For those who do not know how to help themselves or are denying what they should do, helping others stands as a distraction from what they should be doing, and for those, who may seek an external source for help, like God, it can mean irresponsibility.
Helping another person can be like taking the easy way out: “I do not know what to do, but I can help another person, so I will do that.
Hopefully, someone or something will know my heart, and help me too.”
I heard the story of a woman, who poured her heart and soul into a restaurant, which was very popular. She helped people and charged prices that were not high enough, and despite her success, she ended up with nothing. She may not have known how to run a business, that part of her was blind, and whether she should have sought help with that weakness and made that part of her personality less self-sacrificing, her eventual failure spoke of having faith that someone or something would swoop in and save her. She lived in a small room in another person’s house and was poor despite she was so well known for her cuisine.

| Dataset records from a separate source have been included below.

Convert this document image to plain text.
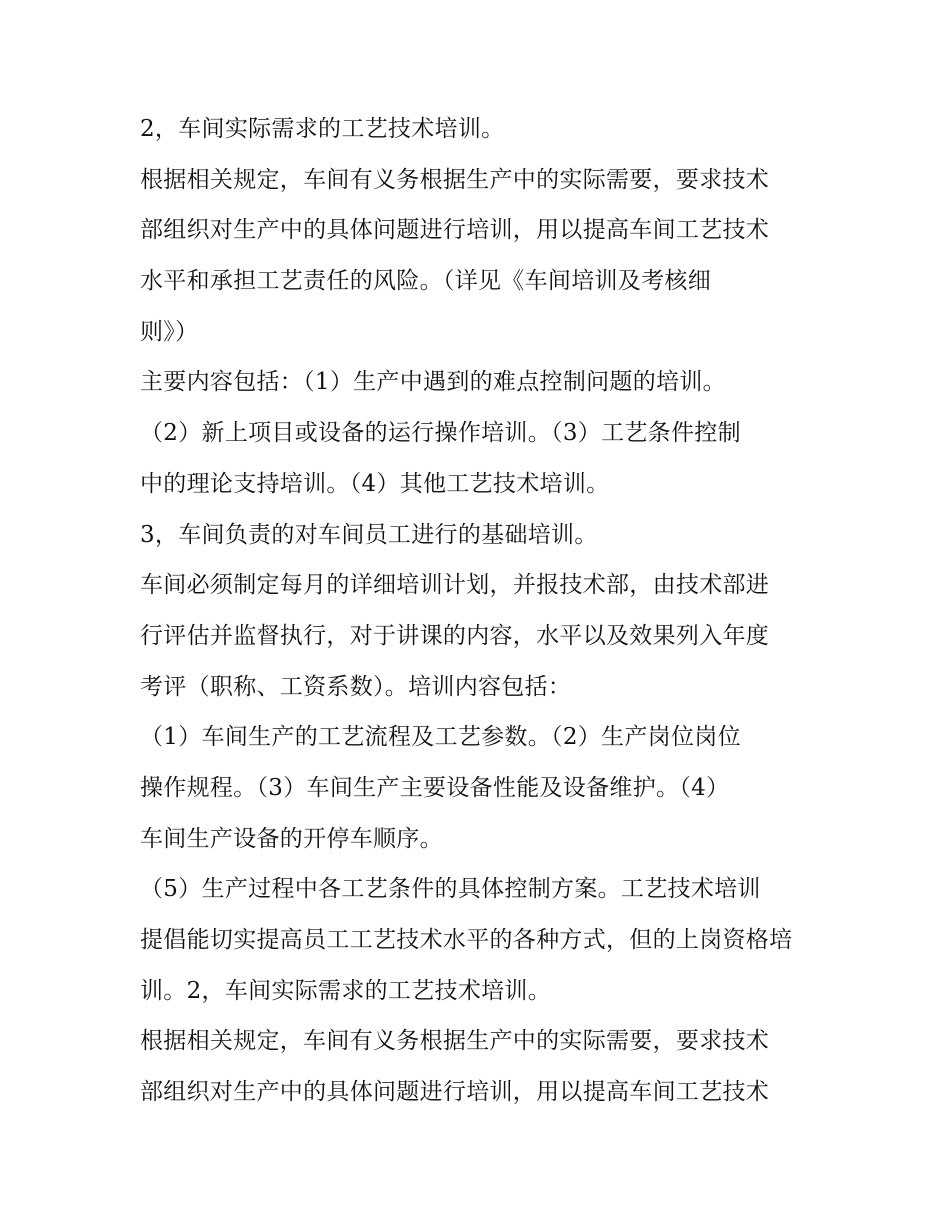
2，车间实际需求的工艺技术培训。
根据相关规定，车间有义务根据生产中的实际需要，要求技术
部组织对生产中的具体问题进行培训，用以提高车间工艺技术
水平和承担工艺责任的风险。（详见《车间培训及考核细
则》）
主要内容包括：（1）生产中遇到的难点控制问题的培训。
（2）新上项目或设备的运行操作培训。（3）工艺条件控制
中的理论支持培训。（4）其他工艺技术培训。
3，车间负责的对车间员工进行的基础培训。
车间必须制定每月的详细培训计划，并报技术部，由技术部进
行评估并监督执行，对于讲课的内容，水平以及效果列入年度
考评（职称、工资系数）。培训内容包括：
（1）车间生产的工艺流程及工艺参数。（2）生产岗位岗位
操作规程。（3）车间生产主要设备性能及设备维护。（4）
车间生产设备的开停车顺序。
（5）生产过程中各工艺条件的具体控制方案。工艺技术培训
提倡能切实提高员工工艺技术水平的各种方式，但的上岗资格培
训。2，车间实际需求的工艺技术培训。
根据相关规定，车间有义务根据生产中的实际需要，要求技术
部组织对生产中的具体问题进行培训，用以提高车间工艺技术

I am an iPhone piano player. I have sent my music to famous musicians and famous record companies and will compete in America’s Got Talent. I am deluded to think that with all the musicians, who have actually studied music, that my sound, will somehow be the one, a kind of flute that will lead the children into a cave. And it will cost me money to fly and stay in Pasadena. Will the spirit hear my heart and lavish me with money enough to live well and retire? Or will I be the cheesy act, a John Cage, who brings his toy piano on stage, and who by this act of silliness gets notoriety?
The truth is something we must face, or perhaps as Bashar has said, we can choose our reality?

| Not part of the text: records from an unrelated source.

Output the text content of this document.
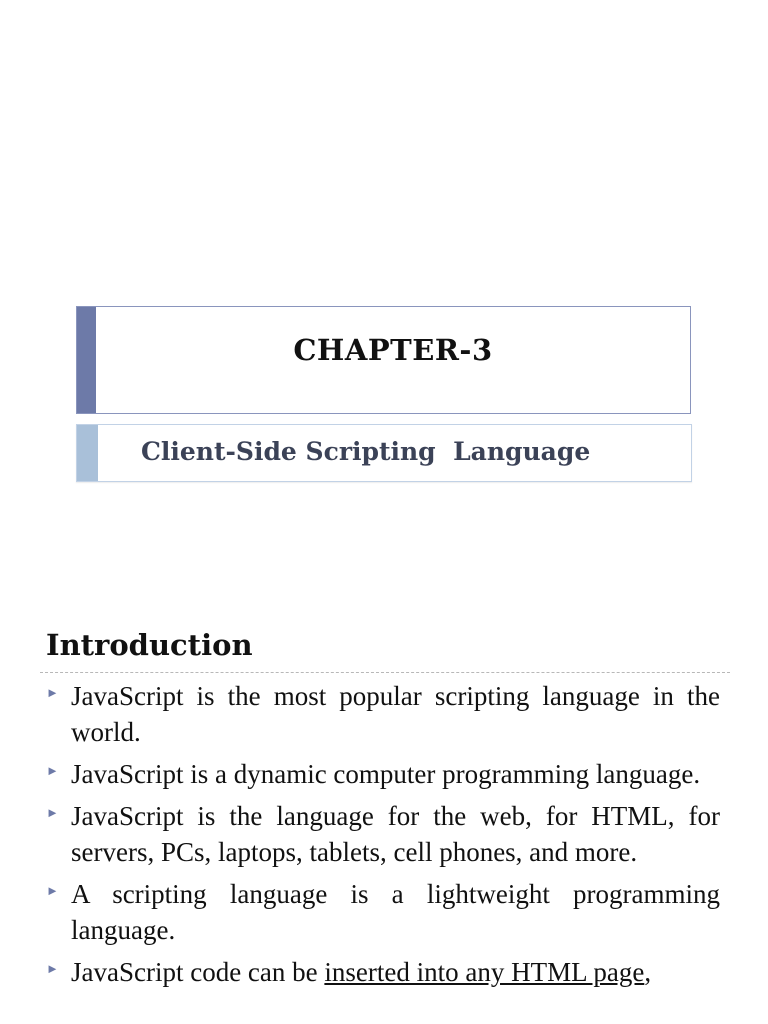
CHAPTER-3
Client-Side Scripting  Language
Introduction
► JavaScript is the most popular scripting language in the world.
► JavaScript is a dynamic computer programming language.
► JavaScript is the language for the web, for HTML, for servers, PCs, laptops, tablets, cell phones, and more.
► A scripting language is a lightweight programming language.
► JavaScript code can be inserted into any HTML page,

I don’t know for sure, but I believe that the truth is like a small voice that whispers in our ear. Perhaps, my sound is the deviant’s advantage, and like someone else said of contemporary music that there are only three notes used and everything is played with this sound. And while it isn’t necessarily a good sound, our ears adapt to it, and want it like the combination of sugar, fat, and salt.
I choose my reality of a house on the beach at Huntington Beach, CA and a top of the line car, but of course not really. I just want to retire with books I love, and the ability to travel the world, and to no longer worry about my health and money.
I hear in the back of my head the story of elderly, who are committing crimes, so that they can go to jail to get three meals a day and housing.